---
name: deep-learning-lab
description: Scaffold an auditable, reproducible deep-learning research project (configs, dataset provenance, artifacts/runs/<tag>/) designed to interoperate with research-team + research-writer paper drafting.
---

# Deep Learning Lab

This skill bootstraps a deep-learning research project with **reproducibility-first** defaults:
- deterministic run metadata (seed/config/env),
- an `artifacts/runs/<tag>/` layout compatible with `research-writer`,
- and a lightweight “knowledge base” folder for audit trails (data, decisions, literature).

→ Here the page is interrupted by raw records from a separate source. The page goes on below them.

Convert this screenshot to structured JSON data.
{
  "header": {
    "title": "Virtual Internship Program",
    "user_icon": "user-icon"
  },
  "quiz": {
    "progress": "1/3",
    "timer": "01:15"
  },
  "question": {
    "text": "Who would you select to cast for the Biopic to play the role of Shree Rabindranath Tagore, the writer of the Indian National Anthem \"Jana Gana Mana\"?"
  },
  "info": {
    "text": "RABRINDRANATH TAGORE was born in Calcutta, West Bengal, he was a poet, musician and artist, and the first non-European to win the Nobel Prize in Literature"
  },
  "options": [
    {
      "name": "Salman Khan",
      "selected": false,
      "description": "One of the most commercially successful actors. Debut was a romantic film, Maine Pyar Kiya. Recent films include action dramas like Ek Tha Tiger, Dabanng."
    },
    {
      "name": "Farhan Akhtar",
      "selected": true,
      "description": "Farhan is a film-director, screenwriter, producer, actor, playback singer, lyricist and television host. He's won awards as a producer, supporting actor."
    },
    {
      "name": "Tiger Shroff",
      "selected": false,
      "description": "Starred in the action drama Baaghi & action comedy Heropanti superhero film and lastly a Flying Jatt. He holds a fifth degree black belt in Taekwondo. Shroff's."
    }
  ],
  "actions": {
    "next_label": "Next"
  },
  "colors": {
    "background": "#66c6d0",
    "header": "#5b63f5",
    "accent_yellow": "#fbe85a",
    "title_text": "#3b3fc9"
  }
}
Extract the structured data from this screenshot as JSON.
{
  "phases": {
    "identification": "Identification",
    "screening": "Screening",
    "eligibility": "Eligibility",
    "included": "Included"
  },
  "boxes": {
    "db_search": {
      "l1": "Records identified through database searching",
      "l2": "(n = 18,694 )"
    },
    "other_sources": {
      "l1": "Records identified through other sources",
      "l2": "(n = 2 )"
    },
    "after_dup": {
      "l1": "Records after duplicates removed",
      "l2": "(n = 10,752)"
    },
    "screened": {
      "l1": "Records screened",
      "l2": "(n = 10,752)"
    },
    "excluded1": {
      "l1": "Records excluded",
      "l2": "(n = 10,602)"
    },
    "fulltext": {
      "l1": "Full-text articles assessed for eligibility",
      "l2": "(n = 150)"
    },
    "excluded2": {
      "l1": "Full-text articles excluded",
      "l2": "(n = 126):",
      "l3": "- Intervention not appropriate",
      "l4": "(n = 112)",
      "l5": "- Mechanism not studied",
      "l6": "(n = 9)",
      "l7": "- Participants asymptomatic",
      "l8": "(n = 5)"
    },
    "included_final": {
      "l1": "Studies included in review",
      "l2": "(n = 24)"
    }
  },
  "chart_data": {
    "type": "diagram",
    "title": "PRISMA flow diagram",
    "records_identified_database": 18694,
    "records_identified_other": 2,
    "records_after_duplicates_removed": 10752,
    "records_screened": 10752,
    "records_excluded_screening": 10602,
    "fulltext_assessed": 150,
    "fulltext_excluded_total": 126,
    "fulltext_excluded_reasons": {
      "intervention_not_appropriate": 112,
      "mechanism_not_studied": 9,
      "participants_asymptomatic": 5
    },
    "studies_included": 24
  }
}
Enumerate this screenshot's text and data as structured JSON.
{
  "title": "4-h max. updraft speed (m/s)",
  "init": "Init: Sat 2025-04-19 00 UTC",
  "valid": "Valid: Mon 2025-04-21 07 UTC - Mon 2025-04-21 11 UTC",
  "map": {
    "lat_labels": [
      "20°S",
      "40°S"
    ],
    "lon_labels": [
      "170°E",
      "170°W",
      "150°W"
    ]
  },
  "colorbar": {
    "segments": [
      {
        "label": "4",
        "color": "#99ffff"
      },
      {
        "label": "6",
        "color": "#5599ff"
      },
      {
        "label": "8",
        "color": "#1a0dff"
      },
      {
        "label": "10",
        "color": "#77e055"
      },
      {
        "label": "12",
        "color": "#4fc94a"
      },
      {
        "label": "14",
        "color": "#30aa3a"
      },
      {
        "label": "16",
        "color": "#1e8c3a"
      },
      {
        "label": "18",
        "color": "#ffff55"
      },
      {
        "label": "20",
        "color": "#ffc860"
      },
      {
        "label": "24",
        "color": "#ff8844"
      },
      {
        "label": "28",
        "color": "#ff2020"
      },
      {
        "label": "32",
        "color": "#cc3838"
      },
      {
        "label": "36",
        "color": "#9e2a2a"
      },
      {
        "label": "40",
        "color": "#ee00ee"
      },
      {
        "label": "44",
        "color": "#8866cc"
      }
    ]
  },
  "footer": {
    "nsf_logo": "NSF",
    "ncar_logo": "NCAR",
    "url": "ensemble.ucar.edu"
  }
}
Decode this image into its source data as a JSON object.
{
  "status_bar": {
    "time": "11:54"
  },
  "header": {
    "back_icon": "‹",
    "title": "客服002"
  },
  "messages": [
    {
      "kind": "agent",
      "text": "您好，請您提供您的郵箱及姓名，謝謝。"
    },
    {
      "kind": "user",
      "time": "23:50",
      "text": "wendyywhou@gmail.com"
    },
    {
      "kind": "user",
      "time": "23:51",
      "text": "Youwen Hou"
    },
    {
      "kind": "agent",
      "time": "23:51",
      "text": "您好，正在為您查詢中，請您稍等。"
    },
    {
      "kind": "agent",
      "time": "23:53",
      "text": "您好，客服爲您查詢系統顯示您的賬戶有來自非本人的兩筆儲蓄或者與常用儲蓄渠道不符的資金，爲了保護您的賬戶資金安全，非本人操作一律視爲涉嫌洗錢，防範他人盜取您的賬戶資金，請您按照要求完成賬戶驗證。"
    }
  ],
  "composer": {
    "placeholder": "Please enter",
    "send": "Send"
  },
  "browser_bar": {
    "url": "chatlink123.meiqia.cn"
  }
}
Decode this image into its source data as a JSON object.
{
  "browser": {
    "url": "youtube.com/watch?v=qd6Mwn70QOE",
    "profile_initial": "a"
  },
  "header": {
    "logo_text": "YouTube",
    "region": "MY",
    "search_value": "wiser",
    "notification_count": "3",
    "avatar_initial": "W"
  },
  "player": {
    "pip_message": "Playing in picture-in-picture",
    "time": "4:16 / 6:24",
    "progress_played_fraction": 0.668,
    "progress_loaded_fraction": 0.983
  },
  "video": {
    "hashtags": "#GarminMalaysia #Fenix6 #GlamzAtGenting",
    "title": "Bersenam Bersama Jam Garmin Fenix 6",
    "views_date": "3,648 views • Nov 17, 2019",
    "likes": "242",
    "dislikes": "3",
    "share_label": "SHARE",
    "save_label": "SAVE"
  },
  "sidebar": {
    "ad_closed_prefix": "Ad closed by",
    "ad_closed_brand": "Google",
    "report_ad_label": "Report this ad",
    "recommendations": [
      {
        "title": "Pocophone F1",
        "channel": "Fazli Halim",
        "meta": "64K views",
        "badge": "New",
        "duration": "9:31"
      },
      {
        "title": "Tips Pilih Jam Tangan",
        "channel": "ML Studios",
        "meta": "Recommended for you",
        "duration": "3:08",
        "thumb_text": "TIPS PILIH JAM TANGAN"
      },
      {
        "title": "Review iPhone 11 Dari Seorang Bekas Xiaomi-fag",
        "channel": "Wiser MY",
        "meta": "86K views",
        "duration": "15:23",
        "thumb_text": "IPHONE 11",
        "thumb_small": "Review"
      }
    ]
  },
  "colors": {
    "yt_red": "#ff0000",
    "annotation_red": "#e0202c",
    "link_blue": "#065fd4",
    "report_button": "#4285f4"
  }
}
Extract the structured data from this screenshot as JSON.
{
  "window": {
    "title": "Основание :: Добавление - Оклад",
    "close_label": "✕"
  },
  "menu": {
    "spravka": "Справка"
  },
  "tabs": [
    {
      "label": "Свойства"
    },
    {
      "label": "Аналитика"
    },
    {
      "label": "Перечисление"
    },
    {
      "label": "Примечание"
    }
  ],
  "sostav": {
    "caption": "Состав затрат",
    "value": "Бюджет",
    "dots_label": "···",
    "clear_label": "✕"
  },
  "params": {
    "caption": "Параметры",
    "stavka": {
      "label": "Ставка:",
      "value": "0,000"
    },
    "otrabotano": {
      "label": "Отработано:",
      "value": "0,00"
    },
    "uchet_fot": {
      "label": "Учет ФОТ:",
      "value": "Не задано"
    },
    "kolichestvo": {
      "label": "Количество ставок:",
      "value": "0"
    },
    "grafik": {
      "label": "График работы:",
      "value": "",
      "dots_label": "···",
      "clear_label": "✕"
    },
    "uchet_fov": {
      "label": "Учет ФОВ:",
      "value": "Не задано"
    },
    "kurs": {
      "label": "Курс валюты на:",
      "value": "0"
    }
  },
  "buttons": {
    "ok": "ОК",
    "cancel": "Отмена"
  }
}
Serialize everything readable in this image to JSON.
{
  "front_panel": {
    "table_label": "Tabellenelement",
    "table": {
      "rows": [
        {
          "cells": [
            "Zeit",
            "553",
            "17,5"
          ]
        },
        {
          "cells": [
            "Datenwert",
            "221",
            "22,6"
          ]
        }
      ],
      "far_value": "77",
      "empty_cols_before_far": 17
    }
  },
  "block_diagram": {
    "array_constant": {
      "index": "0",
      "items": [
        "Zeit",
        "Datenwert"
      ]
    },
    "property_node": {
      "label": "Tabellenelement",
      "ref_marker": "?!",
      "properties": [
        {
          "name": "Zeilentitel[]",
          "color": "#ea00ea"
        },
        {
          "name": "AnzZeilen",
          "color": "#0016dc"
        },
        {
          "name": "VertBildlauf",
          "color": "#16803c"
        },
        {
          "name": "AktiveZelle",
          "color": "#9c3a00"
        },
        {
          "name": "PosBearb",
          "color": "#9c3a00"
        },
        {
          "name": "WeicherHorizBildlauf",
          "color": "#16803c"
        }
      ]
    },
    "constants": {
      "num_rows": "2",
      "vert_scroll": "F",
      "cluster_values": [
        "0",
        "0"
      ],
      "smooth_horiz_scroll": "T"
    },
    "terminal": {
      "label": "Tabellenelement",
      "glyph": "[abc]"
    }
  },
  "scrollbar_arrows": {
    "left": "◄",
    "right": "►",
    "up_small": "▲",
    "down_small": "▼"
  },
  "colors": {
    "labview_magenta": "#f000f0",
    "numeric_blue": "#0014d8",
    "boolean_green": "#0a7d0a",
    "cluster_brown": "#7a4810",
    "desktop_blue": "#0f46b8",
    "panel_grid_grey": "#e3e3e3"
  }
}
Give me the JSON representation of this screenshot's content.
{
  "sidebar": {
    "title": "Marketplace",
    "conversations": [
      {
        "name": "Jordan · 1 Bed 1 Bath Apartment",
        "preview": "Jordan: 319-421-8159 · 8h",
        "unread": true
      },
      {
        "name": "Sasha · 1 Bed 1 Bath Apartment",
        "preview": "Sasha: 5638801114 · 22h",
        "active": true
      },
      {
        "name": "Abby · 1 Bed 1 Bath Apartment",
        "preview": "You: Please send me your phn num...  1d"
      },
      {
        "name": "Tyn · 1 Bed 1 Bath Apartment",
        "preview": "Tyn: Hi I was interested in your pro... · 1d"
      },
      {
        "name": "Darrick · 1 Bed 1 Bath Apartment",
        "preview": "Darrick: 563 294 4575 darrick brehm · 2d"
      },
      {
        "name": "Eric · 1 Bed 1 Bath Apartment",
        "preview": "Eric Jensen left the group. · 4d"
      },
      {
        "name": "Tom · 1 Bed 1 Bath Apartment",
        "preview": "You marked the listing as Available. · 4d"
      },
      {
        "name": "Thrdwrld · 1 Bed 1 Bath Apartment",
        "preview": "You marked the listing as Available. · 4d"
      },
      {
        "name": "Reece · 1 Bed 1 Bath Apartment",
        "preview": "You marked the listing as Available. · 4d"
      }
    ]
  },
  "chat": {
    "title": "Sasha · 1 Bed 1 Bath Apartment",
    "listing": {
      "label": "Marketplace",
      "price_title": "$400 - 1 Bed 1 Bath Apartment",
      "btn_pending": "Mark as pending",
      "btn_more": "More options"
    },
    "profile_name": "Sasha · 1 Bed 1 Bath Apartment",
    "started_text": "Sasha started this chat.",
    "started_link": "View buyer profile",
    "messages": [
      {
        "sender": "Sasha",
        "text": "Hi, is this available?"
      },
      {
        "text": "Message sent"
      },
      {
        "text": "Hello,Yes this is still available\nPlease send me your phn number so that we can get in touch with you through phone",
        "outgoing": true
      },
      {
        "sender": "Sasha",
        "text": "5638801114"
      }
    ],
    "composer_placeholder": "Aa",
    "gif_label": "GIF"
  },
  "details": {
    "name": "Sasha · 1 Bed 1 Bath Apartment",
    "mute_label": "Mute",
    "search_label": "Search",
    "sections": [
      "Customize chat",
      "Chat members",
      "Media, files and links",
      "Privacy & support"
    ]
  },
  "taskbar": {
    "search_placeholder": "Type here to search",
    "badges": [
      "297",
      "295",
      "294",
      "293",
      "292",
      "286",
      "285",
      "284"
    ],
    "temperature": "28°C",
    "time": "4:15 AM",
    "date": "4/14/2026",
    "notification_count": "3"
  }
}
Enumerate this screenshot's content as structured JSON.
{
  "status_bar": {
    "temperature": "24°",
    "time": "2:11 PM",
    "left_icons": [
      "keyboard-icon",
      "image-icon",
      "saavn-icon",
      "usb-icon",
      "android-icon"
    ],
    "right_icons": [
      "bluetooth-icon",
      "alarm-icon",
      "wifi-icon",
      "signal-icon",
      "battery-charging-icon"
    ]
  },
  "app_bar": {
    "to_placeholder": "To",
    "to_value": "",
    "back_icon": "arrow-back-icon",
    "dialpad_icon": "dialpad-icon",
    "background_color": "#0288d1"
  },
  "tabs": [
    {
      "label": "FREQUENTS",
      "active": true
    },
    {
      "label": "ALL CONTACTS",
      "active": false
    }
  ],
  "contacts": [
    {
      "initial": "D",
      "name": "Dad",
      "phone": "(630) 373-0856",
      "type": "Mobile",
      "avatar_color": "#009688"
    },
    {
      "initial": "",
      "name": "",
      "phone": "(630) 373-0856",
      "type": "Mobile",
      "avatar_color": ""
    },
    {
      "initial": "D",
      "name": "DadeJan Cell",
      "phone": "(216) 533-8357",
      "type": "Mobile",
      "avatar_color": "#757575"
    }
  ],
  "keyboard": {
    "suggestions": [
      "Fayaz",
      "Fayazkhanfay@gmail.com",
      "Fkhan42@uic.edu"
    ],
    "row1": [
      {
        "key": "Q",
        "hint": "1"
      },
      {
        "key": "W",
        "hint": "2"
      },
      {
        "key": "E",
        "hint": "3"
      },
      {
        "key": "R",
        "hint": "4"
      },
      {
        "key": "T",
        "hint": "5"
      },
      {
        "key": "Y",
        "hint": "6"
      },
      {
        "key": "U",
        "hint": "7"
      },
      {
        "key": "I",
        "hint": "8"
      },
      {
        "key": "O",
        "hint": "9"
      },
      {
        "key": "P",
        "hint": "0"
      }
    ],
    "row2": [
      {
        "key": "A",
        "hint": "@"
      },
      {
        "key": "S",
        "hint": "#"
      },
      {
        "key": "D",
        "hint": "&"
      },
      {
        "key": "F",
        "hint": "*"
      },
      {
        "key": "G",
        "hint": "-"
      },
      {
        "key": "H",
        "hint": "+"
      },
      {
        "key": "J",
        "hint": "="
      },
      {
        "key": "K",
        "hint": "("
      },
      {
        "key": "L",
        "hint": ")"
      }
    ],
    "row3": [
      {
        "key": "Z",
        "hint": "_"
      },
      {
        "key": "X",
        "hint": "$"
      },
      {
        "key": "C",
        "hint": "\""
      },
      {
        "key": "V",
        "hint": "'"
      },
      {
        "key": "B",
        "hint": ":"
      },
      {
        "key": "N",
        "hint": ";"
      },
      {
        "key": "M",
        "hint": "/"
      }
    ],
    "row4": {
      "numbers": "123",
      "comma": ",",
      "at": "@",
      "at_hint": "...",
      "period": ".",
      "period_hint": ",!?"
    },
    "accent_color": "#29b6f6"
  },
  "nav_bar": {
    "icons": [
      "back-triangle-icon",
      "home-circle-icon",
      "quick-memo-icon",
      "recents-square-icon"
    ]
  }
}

It is intentionally framework-agnostic: you can implement training in PyTorch/JAX/TF later, but the *research hygiene* scaffolding stays the same.

## One-shot scaffold

```bash
python3 scripts/bin/dl_lab_scaffold.py --out /path/to/new-project --name my-dl-project
```

Then generate a demo artifacts run (to validate wiring):

```bash
python3 /path/to/new-project/scripts/make_artifacts.py --tag M0-demo
```

## Artifact contract (interoperability)

To interoperate with `research-writer`, prefer:

- `artifacts/runs/<TAG>/manifest.json` with:
  - code version (git commit), environment, dataset provenance, hyperparameters, seed
  - `outputs`: list of produced files (`path` relative to project root)
- `artifacts/runs/<TAG>/summary.json` with:
  - `metrics` (stable flat dict): parseable numbers for eval/regression
  - `metric_definitions`: definitions/units/higher-is-better
  - `best_checkpoint`: pointer to the selected checkpoint artifact
- `artifacts/runs/<TAG>/analysis.json` with:
  - `results` (flat dict): headline numbers (metrics) that can be quoted in the paper

All quoted numbers in the paper must point to `analysis.json:results.<key>`.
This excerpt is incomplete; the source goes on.